Someone know examples of topological spaces of first category and in which Player II has a winning strategy in the Rothberger game?
Remember that:
The Rothberger game on a topological space $X$ is played according to the following rules:
In each inning $n\in\omega$, Player I chooses an open cover $\mathcal{U_n}$ of $X$, and then Player II picks an open set $U_{n}\in\mathcal{U}_{n}$. At the end of the play $\langle \mathcal{U}_{0}, U_{0}, \mathcal{U}_{1}, U_{1}, ..., \mathcal{U}_{n}, U_{n}, .... \rangle $. The winner is Player II if $X\subseteq\bigcup_{n\in\omega}U_n$, and Player I otherwise.
Thanks
Again, it seems the right order topology on $\Bbb R$ works. Meagerness is verified here.
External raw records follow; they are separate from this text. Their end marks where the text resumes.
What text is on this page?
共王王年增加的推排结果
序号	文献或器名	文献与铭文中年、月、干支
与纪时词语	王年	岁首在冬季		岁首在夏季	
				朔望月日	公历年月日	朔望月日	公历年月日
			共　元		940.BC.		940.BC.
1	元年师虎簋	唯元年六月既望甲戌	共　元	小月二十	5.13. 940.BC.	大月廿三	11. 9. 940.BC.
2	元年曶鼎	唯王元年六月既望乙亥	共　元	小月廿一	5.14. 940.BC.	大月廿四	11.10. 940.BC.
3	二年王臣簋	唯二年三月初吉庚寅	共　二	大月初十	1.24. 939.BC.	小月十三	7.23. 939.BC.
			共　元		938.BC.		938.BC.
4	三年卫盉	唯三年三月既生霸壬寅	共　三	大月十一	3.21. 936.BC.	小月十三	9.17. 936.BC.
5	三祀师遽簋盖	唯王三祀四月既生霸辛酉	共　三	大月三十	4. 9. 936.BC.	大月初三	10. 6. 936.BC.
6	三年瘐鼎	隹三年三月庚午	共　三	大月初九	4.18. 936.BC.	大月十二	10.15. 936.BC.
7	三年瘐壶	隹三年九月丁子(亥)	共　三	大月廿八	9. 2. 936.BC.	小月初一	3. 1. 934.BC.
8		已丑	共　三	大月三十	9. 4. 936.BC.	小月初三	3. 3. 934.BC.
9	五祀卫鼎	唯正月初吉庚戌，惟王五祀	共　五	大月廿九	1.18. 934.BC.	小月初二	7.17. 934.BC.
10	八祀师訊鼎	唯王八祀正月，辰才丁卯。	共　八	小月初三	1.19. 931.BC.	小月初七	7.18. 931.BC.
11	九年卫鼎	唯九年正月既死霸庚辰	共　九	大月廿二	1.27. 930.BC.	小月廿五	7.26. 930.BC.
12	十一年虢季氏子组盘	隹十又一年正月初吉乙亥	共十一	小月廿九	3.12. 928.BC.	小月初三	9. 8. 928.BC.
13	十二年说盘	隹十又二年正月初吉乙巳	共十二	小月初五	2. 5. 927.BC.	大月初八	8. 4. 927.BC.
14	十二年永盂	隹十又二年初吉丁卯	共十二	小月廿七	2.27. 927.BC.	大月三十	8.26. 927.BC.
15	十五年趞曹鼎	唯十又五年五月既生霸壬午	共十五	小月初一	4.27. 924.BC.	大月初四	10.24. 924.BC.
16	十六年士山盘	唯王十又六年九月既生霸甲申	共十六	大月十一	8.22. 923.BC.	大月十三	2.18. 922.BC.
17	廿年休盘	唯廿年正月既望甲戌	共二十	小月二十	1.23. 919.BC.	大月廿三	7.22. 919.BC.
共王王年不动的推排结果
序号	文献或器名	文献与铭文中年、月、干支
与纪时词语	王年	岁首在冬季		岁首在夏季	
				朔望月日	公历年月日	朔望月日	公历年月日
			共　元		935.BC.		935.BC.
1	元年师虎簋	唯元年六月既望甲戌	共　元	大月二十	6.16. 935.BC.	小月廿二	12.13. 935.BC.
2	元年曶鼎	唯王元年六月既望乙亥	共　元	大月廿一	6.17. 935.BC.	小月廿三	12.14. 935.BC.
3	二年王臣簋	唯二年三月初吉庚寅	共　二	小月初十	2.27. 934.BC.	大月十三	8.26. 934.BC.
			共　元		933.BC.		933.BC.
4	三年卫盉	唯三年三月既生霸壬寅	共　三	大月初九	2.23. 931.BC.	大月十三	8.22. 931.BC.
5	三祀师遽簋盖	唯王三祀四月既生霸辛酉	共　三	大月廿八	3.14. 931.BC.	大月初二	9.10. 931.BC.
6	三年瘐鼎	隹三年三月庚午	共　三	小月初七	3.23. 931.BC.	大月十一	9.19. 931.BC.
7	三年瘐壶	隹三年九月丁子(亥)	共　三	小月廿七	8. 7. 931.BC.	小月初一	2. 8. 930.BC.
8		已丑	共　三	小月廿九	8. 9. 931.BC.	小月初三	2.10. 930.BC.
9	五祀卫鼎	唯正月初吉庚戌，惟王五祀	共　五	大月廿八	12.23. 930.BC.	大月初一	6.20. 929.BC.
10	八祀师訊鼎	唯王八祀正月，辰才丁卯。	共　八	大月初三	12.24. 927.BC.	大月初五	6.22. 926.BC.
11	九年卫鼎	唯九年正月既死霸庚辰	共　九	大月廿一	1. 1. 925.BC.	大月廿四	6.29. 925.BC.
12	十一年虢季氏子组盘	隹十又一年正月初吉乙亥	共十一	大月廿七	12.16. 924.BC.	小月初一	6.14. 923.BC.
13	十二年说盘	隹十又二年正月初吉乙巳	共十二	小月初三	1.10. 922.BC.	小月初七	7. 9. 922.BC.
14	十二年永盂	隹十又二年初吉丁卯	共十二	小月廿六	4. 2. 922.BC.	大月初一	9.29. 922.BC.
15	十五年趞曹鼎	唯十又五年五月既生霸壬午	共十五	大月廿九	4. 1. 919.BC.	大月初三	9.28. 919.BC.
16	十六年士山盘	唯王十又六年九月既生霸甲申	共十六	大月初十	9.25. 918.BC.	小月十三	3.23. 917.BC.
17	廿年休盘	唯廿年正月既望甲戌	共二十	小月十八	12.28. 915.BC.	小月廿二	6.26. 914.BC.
The basis elements of this topology are $B_y=\{x\in\Bbb R\mid x>y\}$. At the first stage, choose an open set $U_1$ containing $-1$. It must be either an open ray $B_y$ such that $y<-1$, or $U_1=\Bbb R$. In the latter case, we've won. At the $n$-th stage, choose $U_n$ containing $-n$, the same reasoning goes through. It's easy to see $\Bbb R= \bigcup_{n\in\omega}\{x\in \Bbb R\mid x>-n\}\subset\bigcup_{n\in \omega}U_n$.